第16話

 「クリスティーナ様、外に出た理由は…あなたならもうお分かりになられましたね」

 

 「はい、先生、勿論です」


 



 ついにきた、その時が──









 

 クレア先生が血走った目をカッと開いた。

 「これからっ!一周約3km のミュースラット家の庭3周、つまり約9kmを走っていただきます」


 

「うぐぅ…はい」


 「お嬢様、私も共に走らせていただきます。長距離走は体力と忍耐力が必要なトレーニングです。しかし、その達成感と健康への効果は素晴らしいものです。走り切ってさらなる高みを目指しましょう!」


 マーヤ…ありがとう。私、頑張る、走り抜いてみせる

 って、え⁈マーヤその服…いつの間に着替えたの?いやそれよりもなに?その服…全身タイツかよってほどピチッとした体のラインが丸わかりの黒い服?

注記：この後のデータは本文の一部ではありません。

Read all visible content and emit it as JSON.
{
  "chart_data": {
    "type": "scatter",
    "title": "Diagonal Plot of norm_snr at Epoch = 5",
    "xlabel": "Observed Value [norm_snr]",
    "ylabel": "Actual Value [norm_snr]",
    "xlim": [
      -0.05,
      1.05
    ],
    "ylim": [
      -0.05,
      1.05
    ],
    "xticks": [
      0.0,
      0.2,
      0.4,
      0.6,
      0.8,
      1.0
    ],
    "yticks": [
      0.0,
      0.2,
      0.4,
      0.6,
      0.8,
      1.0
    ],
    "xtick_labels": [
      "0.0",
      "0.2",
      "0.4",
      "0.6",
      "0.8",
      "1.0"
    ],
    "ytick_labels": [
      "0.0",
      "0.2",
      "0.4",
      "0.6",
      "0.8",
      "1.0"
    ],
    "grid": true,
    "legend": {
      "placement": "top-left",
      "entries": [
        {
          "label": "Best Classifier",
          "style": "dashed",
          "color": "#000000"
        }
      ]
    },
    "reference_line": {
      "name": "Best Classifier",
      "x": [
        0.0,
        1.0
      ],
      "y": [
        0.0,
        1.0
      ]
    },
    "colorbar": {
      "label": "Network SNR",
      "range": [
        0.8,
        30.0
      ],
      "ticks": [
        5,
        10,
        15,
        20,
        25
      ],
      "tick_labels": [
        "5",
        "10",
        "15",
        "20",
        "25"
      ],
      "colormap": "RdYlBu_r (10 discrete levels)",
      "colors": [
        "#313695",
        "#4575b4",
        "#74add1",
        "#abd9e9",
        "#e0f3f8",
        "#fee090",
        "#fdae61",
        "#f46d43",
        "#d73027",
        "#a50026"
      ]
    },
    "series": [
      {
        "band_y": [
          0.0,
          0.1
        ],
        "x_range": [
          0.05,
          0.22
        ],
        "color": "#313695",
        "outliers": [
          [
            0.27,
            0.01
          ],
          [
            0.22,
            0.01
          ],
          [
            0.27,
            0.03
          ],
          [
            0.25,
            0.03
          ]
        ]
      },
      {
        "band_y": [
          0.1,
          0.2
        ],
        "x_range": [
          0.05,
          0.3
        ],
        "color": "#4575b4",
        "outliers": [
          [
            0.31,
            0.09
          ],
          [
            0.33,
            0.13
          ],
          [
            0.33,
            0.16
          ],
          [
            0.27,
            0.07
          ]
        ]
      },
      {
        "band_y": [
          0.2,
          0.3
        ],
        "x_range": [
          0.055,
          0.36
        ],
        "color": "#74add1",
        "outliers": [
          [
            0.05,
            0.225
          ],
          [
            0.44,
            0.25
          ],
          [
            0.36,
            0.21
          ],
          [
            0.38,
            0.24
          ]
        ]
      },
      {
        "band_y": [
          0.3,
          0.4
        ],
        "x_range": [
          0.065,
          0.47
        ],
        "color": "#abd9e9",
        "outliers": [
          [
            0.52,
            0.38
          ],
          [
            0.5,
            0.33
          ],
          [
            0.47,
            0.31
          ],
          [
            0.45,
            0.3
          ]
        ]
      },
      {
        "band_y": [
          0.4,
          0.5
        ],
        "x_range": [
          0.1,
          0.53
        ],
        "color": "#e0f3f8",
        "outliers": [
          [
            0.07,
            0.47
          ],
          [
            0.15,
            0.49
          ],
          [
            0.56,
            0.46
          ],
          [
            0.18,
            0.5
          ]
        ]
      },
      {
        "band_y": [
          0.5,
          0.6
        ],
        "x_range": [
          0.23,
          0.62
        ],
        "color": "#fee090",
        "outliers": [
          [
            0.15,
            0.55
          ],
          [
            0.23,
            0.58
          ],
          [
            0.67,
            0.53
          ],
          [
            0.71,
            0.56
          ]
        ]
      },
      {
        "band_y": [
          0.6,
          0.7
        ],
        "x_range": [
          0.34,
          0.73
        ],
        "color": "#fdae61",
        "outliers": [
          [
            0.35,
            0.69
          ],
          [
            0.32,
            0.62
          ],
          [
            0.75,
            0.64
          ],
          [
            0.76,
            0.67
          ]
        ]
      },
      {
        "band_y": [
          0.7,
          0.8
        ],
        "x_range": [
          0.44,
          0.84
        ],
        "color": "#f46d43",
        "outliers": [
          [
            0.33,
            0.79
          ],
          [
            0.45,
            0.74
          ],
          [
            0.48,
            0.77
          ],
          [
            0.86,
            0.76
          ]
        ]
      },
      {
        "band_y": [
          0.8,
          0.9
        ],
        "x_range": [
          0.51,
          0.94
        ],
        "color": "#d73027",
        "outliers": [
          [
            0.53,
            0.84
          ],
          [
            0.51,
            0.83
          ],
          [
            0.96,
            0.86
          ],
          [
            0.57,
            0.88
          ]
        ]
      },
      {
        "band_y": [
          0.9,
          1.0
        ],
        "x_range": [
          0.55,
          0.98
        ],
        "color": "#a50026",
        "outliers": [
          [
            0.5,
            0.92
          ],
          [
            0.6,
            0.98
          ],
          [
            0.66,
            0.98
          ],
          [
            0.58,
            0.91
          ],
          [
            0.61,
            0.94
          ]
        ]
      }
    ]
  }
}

 そして、普段の服では気づきにくかったけど、マーヤ、スタイルいいね、というよりかなり筋肉ついてるね。メイドって普通そんなに筋肉つくものなの?

 

 「!、お嬢様、この服が気になりますか?」

 

 「う、うん」

 「やはりそうですか!っ申し訳ありません。この服は特別な布を使用していて、お嬢様の分まで準備が間に合いませんでした」

 「特別な布?」

 「はい、この布はシルクとウールをある割合でブレンドしたものに加えなんと魔力を宿した糸を織り込むことで吸水速乾性と伸縮性の高さはもちろん肌触り・光沢、全てが一級品となっております」

 

 「へぇー」

 

 「さらに、さらに、この服の1番の特徴は着用時の締め付け具合、つまり圧力にあります。体に適度な圧を加えることで体幹を安定するため、効率よく手足を動かせます。また、適度な圧は体の血流を良くして疲労軽減、回復促進に効果があります。他にも関節を圧力が守ってくれることで怪我をしにくいなど様々なメリットがあります」

 

 「お、おお」


 「ですが圧力が強すたり、長時間履き続けると、神経障害や血行障害を引き起こすこともあり使用には注意が必要です。しかしそれでも尚あまりあるメリットがあるのでお嬢様には今日、是非着ていただきたかったのですが…申し訳ありません」

 「いいよ、いいよ、気にしなくて」・・・ちょっとその服は私のわがままボディを晒すことになるからいやだ・・まだまだその服を着れる段階(体型)じゃない。

 「ですが!」

 

 「ん?」

 

 「安心してください、明後日までにはお嬢様の分も届く予定ですから」

 

 「え、あ、あの」全然安心できないよ。普通に嫌だ。


 「是非、その時は素晴らしい効果を身をもって体感してください!」

 ・・私にはこの熱すぎる熱意を止められることはできないようだ。